In my life I am luckier than many. Even if I endure it with my boyfriend, with my friends, I still don’t personally endure abuse on account of my skin color, religion or sexual orientation.
But I am a woman. And that means I am in danger of being sexually harassed every time I walk outside of my door. I am, as every woman is, intensely and quietly aware of this fact, even when we don’t talk about it.
I wear a jacket or a shawl to cover my shoulders if I know I’ll be walking somewhere on my own at night. I try to have a hat to cover my long blonde hair, or carry a hair-tie to pull it up. I cross deserted streets when I see men coming towards me on my walk home.
I take short, intentional, furious steps while I glare and push ahead, chin up, keys jingling, pepper spray near, projecting that I am always only twenty feet from my destination. This is how I get home on my own at night.
If this seems dramatic or overly cautious, try being a woman walking through the city and deal with the constant catcalls. Or try being a woman going for a run on your own, and see if you feel safe. Three women were murdered this past year, just for running during the afternoon, just because they were outside in a secluded area, alone, and female.
As women, we do what we can—we try to walk one another as far home as we can manage, and solve the rest with an urgent “text me when you get home” plea.
And society teaches me that that is normal. That I shouldn’t talk too much about it, or how it affects me. That my only recourse is to act vigilantly—that if I get caught running on my own, walking on a dark road, or if I have too much to drink at a party, whatever happens to me is my fault.
I am tired of this charade that sexual violence is normal, and that the women who are less lucky than me were somehow at fault. I am tired of people being accepting of men who brutalize young women and blame it on drinking.
I am tired of people explaining away a sixty year-old man saying he has a right to grab women between the legs, whether they are married or not, because he has power.
I am tired of seeing Lauren Duca criticized by Tucker Carlson for caring about both Arianna Grande’s thigh-high boots and the societal implications of a Trump presidency.
I am tired of Duca having to tell him that she has a right to be here and also be a woman. I am tired of her being immediately and widely sexually harassed online as “punishment,” (Read her eloquent response to the harassment here).
I am tired of being silent. I am tired of putting my feelings aside to make sure everyone else is comfortable. Of being the peacemaker. Of being the nurturing woman.
I am tired of keeping quiet when someone is stomping all over my right to exist, and my right to be a woman, and my right to object to rape and sexual assault being glorified by the person ascending to the highest office in our country.

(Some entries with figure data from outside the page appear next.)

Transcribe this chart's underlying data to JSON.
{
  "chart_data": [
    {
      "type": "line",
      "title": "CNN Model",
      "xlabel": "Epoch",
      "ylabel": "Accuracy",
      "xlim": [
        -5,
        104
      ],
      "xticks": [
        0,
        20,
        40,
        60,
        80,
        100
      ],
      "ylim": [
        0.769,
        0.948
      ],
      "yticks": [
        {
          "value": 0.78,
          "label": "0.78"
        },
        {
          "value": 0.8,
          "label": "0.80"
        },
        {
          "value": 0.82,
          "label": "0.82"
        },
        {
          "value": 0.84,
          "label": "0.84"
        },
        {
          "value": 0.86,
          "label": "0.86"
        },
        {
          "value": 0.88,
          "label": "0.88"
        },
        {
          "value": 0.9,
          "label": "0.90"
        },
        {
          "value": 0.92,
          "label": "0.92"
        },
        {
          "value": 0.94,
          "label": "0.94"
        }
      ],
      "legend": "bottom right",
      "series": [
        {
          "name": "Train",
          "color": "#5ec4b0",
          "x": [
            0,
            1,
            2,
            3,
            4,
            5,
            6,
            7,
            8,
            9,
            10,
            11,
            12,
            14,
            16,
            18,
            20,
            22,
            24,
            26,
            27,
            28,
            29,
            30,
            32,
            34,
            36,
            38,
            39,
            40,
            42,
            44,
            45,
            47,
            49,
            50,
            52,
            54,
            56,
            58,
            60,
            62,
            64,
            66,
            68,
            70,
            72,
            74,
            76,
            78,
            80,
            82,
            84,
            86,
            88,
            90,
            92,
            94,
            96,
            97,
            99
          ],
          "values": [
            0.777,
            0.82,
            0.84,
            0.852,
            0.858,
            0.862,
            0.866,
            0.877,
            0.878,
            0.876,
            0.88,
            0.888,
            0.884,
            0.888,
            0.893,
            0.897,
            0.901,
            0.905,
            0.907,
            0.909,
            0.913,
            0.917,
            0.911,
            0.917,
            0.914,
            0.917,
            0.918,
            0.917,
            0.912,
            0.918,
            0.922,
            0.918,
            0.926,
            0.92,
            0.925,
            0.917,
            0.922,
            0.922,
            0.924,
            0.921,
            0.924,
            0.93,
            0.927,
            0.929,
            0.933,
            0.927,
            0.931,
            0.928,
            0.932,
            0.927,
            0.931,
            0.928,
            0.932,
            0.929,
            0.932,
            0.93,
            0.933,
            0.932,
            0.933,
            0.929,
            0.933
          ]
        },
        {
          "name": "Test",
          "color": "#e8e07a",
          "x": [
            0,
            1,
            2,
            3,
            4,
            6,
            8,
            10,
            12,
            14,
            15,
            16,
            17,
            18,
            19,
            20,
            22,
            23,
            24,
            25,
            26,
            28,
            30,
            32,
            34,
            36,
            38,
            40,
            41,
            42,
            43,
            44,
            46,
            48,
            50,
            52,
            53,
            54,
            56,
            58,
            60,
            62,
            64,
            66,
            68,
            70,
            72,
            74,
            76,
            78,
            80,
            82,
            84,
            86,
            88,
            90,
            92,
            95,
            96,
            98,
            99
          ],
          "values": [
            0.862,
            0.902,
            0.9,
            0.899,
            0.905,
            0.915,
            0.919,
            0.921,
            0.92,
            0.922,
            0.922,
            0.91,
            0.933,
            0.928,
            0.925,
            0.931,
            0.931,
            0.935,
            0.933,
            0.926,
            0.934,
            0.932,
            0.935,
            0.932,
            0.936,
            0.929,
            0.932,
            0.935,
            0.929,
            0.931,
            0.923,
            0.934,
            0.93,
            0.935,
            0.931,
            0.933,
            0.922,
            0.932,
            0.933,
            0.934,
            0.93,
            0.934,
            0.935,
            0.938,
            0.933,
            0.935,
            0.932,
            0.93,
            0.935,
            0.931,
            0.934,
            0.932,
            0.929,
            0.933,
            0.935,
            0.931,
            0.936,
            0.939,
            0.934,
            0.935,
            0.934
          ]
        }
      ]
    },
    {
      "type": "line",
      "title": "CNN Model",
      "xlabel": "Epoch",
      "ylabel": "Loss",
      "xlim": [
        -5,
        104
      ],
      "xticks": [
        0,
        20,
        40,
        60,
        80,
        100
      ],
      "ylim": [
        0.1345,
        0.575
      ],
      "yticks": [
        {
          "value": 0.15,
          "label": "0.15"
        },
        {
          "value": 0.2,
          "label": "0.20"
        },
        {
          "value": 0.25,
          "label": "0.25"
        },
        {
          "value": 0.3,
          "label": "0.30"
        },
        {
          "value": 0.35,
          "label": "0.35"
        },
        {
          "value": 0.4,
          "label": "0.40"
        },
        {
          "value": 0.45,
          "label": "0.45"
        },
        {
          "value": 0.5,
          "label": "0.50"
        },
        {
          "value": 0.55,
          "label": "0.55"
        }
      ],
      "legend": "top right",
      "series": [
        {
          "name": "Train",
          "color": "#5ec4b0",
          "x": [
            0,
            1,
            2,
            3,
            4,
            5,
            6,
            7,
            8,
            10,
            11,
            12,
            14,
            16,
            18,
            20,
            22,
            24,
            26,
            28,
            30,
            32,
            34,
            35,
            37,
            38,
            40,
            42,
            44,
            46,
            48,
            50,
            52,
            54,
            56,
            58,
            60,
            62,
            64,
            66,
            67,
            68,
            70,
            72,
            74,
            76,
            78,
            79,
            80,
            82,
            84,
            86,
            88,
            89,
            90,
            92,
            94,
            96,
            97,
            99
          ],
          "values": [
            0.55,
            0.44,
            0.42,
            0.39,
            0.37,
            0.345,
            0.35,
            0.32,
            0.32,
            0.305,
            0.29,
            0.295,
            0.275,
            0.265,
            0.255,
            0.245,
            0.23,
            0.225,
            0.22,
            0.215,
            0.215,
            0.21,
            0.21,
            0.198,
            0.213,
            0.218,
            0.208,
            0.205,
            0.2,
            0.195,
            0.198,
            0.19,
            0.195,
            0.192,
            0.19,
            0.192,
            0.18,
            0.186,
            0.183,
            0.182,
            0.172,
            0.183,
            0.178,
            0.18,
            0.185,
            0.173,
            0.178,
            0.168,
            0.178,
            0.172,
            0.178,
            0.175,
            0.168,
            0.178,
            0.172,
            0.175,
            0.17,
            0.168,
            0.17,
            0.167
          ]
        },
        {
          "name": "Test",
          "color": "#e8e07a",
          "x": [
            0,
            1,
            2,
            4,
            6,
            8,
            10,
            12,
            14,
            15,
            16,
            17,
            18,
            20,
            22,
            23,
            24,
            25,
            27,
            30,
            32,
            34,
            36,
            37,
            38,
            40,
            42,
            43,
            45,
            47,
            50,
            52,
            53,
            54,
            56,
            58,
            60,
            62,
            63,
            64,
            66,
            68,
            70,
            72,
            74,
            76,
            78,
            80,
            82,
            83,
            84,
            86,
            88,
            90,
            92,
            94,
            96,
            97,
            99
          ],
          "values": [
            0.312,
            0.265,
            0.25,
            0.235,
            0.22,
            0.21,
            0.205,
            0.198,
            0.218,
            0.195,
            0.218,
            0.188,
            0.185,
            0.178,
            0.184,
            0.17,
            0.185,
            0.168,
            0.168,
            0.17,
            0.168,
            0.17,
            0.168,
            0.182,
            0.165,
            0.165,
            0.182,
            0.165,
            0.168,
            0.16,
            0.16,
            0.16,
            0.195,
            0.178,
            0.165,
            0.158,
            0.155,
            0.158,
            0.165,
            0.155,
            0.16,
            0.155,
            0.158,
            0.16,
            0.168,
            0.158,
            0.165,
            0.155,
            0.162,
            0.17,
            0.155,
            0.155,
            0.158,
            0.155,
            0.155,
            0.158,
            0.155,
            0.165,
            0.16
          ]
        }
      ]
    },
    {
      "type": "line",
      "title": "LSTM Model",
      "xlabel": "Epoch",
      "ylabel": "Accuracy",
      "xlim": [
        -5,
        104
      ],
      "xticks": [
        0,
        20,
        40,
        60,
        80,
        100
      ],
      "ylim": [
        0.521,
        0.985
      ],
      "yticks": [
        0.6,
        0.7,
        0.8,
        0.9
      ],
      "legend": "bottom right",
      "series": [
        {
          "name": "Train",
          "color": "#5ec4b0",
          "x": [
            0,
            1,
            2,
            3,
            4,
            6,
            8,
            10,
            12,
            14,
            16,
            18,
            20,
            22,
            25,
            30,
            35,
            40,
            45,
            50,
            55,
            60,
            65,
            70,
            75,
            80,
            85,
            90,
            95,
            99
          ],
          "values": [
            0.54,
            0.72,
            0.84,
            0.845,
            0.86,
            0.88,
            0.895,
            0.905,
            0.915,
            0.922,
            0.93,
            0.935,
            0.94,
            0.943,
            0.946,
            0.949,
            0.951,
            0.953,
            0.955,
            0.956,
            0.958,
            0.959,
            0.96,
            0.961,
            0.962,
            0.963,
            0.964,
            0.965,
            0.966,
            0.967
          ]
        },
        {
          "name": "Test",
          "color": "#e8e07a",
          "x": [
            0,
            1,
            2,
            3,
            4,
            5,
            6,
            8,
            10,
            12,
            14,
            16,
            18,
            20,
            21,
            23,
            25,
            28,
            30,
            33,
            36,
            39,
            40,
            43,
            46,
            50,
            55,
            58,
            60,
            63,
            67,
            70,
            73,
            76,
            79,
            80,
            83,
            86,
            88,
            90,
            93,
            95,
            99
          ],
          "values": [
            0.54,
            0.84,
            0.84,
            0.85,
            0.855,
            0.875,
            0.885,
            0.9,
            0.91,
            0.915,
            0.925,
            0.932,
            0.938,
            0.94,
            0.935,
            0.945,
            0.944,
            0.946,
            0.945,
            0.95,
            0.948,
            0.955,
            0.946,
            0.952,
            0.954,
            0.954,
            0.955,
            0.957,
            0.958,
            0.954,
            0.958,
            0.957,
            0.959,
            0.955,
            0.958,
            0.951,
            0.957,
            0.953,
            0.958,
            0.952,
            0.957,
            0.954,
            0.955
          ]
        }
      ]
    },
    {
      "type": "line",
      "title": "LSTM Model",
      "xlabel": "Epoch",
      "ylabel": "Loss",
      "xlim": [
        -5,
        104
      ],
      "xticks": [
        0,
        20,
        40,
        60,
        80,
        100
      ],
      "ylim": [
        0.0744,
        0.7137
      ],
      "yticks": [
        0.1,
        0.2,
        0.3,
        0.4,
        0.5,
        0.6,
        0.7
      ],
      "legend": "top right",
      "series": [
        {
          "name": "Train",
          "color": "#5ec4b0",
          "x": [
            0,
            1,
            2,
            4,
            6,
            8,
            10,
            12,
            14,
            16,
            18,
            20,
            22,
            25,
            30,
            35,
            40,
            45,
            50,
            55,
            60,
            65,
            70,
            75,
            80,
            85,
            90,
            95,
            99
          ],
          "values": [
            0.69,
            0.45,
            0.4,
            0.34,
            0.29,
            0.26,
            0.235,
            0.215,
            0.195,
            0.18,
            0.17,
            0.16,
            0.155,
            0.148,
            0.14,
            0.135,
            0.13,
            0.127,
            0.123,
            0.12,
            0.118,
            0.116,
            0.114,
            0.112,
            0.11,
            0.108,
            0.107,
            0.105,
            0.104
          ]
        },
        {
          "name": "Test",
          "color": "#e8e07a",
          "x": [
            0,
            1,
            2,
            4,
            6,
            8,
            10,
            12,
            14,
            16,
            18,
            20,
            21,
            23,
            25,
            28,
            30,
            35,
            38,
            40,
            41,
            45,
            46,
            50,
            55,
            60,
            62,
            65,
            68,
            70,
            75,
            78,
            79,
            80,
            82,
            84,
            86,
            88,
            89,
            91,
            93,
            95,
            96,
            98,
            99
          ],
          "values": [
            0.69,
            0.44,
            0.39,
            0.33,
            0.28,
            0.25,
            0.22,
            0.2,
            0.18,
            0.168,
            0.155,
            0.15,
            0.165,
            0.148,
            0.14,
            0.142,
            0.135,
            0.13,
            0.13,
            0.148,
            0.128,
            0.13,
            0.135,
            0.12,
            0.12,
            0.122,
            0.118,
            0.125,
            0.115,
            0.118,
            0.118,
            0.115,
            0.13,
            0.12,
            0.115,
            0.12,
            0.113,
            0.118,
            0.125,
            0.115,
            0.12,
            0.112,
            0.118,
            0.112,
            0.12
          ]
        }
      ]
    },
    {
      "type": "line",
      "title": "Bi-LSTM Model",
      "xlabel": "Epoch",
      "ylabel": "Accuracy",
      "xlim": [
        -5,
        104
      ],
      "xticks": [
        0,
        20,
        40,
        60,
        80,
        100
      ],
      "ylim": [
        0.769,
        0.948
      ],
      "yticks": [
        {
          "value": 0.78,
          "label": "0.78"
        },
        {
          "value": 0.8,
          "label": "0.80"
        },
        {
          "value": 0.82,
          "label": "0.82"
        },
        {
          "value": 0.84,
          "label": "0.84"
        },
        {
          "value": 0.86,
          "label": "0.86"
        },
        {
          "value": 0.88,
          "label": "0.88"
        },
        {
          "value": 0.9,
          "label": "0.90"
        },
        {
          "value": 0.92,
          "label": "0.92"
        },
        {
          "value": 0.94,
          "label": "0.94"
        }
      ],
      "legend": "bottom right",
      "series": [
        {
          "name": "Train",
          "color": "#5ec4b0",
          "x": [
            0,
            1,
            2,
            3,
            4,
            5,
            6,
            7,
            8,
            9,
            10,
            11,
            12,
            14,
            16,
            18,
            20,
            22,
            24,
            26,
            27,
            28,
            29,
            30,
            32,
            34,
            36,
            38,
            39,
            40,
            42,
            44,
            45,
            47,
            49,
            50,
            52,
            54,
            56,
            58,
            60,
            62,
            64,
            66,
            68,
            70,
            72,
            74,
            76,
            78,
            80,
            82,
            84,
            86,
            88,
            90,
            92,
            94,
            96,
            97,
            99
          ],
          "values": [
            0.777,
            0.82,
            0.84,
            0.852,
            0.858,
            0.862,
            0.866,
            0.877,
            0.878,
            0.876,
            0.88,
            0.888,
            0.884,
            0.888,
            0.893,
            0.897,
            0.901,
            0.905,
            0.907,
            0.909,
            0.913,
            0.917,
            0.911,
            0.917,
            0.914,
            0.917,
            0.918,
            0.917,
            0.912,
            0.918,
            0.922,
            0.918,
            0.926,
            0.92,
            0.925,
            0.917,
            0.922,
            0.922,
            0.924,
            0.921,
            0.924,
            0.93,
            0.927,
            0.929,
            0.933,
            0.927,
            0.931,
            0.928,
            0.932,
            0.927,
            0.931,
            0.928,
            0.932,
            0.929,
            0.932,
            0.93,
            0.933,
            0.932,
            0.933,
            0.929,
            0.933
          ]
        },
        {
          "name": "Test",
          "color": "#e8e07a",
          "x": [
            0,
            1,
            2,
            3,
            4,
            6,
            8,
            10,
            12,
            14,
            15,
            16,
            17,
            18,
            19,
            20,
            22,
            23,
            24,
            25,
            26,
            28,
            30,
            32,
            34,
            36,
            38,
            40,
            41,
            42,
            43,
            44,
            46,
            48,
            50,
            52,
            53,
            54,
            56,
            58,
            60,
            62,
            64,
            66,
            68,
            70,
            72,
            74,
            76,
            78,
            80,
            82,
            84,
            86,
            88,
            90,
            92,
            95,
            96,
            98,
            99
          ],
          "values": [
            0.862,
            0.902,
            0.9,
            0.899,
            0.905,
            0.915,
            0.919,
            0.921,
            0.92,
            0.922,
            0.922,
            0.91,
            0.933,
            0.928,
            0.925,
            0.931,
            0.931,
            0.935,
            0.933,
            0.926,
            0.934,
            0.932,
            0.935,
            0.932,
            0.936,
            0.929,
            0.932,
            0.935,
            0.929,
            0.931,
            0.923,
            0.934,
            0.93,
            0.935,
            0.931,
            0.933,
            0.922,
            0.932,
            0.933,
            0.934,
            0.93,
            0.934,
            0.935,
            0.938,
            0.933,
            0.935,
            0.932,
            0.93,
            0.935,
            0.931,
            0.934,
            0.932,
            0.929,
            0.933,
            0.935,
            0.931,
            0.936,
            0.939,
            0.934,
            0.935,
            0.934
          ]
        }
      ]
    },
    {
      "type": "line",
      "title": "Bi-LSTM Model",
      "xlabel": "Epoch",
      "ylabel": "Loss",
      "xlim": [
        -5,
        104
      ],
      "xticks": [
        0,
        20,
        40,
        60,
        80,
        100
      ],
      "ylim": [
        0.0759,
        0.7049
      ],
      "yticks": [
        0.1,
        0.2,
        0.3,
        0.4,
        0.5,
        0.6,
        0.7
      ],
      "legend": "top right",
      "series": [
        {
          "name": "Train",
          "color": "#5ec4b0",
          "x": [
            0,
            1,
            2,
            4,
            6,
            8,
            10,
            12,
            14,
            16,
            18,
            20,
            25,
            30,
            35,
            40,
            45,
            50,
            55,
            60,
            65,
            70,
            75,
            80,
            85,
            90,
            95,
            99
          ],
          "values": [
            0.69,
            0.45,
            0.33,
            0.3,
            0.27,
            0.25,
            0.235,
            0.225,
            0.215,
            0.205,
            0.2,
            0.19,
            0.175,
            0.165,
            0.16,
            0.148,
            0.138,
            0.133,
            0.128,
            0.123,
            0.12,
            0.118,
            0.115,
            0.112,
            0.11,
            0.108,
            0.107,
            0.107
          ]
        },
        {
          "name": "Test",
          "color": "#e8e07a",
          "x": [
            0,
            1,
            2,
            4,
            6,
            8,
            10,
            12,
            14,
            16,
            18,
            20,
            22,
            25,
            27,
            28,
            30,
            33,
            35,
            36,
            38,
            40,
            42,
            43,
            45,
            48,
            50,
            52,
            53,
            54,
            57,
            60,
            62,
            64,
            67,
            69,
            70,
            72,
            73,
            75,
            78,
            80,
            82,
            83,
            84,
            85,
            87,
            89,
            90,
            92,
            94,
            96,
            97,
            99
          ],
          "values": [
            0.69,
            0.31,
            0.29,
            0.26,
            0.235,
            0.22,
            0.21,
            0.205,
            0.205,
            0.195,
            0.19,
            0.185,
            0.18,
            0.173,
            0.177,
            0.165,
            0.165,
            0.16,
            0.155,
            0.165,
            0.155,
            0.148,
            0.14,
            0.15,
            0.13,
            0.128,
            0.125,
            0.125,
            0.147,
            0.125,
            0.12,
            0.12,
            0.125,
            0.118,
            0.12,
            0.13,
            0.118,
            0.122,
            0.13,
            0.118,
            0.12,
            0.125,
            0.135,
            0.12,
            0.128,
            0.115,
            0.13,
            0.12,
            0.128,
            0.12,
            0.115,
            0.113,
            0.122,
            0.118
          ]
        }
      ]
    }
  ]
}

At sixty, Trump said you could commit sexual assault as long as you could get away with it.
At seventy, Trump suggested that the women who came forward about him sexually assaulting them were too ugly for him to rape.
Today, he will become the President of the United States of America.
I am tired, tired, tired of it.
I am smart, hard working, and driven. I paint my nails and I go to work. I try not to berate myself when I skip a workout and I have real, rational opinions about the state of the world. And I do not deserve to be raped.
I do not deserve to hear from anyone, let alone a man in the highest power, that it is okay for me to be raped.
I do not deserve to be told that joking about rape is normal.
I do not deserve this president.
And on Saturday, I will be marching in the Women’s March.
Because I’ve never deserved this—
But this time, I’m finally saying so.